Building ETL package Part 2. Knime

Today’s article is a part 2. of our analysis on how to build ETL package. In the previous one, we have covered SQL Server Integration Services, and now we will go through KNIME platform.

Check out part 3. on Custom ETL Solution with. SQL Tables, Stored Procedures and Managed Code (C#) as well.

KNIME is analytics platform helping you discover the potential hidden in your data, mine for fresh insights, or predict new futures. It is provided under GPL Free public license,  meaning it can be downloaded, distributed and used for free.

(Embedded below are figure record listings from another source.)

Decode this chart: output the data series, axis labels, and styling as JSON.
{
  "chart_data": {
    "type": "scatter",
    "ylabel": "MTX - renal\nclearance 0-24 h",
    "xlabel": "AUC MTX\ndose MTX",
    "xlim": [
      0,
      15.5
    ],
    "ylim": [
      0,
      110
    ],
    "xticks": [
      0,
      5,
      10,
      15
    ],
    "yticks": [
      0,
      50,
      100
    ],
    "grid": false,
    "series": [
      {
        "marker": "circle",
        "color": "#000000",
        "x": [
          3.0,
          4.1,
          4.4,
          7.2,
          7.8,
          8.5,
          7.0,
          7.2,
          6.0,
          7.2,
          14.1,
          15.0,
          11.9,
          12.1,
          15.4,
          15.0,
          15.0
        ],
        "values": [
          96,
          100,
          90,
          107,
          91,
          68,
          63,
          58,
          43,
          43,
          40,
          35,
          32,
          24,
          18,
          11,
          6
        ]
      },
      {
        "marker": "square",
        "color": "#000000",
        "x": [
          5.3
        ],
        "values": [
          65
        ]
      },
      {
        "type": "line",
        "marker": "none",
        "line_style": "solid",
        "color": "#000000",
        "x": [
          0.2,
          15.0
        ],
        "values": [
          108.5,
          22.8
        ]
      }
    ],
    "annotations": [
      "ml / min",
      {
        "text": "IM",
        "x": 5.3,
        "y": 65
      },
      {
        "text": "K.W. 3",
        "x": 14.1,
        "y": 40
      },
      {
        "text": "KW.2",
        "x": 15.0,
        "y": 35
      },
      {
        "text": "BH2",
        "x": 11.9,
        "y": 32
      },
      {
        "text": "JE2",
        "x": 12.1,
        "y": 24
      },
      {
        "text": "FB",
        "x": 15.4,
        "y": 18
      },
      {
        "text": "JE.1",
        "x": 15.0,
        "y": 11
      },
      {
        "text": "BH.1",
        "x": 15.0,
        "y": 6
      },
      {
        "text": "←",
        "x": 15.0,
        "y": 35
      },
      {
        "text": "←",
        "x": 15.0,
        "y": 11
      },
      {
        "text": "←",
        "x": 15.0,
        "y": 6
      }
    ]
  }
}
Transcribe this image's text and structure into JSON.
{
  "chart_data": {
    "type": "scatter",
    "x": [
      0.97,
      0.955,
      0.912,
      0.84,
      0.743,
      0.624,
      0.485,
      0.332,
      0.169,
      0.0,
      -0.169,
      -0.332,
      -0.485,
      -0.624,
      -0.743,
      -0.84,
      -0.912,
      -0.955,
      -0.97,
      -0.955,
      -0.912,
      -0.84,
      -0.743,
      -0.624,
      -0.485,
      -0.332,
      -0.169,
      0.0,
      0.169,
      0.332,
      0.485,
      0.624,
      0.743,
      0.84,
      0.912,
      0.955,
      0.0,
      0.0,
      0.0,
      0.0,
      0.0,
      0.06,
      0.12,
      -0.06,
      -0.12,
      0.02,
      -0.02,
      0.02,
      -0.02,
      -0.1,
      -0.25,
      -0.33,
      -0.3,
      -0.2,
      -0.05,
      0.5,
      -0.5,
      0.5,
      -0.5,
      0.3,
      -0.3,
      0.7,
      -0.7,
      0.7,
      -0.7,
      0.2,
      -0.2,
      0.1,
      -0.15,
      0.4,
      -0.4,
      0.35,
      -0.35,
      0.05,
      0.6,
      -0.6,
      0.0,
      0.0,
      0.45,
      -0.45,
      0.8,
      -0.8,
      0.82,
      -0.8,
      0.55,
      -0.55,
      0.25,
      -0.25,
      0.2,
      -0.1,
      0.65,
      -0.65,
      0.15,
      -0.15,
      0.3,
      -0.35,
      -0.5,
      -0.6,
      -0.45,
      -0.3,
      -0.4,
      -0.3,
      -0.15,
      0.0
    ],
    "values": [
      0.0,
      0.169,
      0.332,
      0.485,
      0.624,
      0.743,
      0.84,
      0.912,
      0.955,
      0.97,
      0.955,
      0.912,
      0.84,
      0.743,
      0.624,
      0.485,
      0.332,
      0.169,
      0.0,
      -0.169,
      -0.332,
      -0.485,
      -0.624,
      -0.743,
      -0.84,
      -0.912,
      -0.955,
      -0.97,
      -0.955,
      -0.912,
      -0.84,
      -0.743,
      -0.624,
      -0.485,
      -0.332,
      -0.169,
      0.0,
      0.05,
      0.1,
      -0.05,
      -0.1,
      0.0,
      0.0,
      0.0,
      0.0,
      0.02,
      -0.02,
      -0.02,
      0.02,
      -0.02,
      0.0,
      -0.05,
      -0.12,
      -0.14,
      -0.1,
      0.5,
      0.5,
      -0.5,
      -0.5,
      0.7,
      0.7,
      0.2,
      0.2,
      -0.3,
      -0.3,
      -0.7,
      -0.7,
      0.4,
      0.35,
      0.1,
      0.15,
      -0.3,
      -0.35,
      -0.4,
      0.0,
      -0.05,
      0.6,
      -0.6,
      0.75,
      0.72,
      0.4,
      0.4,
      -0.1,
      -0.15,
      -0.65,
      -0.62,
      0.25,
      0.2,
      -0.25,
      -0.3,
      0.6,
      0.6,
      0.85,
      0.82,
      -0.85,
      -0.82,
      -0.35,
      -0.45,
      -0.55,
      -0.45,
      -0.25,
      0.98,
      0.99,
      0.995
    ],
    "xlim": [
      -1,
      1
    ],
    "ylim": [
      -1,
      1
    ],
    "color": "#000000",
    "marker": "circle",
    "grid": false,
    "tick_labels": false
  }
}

The KNIME Analytics Platform incorporates hundreds of processing nodes for data I/O, preprocessing and cleansing, modeling, analysis and data mining as well as various interactive views, such as scatter plots, parallel coordinates, and others. It integrates all of the analysis modules of the well known Weka data mining environment, and additional plugins allow R-scripts to be run, offering access to a vast library of statistical routines.

KNIME is based on the Eclipse platform and, through its modular API, is easily extensible. When desired, custom nodes and types can be implemented in KNIME within hours thus extending KNIME to comprehend and provide first-tier support for highly domain-specific data. This modularity and extensibility enable KNIME to be employed in commercial production environments as well as teaching and research prototyping settings. knime-2 Scalable: effortlessly toggle between single computer, streaming, and big data executions. The solution allows integrating new capabilities on top of, alongside, or within your existing infrastructure. Data Blending: simple text files, databases, documents, images, networks, and even Hadoop-based data can all be combined within the same visual workflow. Tool Blending: Python, R, SQL, and Java scripting nodes enable legacy code & expertise to be reused, graphically documented, and shared among data scientists. Visual: easy-to-learn graphical interface means that coding is optional and work is visually documented. knime-1

  • Market Basket Analysis and Recommendation Engines
  • Combining Text and Network Mining
  • Credit Scoring / Credit Rating / Customer Risk

Pros

  • Purposely designed ETL framework with a huge number of  ETL operations. A wide range of modules which can be used for data transformation and even analytical operations as well as visualization.

Cons

  • Higher learning curve. Knime is not that popular, and what makes it more difficult is finding available resources, which results in increasing support risk and cost of ownership.
  • Java based complicated hosting infrastructure.  So, support team should have available IT and Java guys to setup and configure the Knime server infrastructure and connectivity.
  • Low Extensibility and Flexibility. Because Knime is a stand alone tool which consists of its own specific components, it makes it difficult to extend the functionality. It is possible to write add-ons and integrate via API but it will require additional effort.
  • No available resources. As Knime mostly relies on its own set of technical approaches and solutions we do not have many available people with Knime skills on market.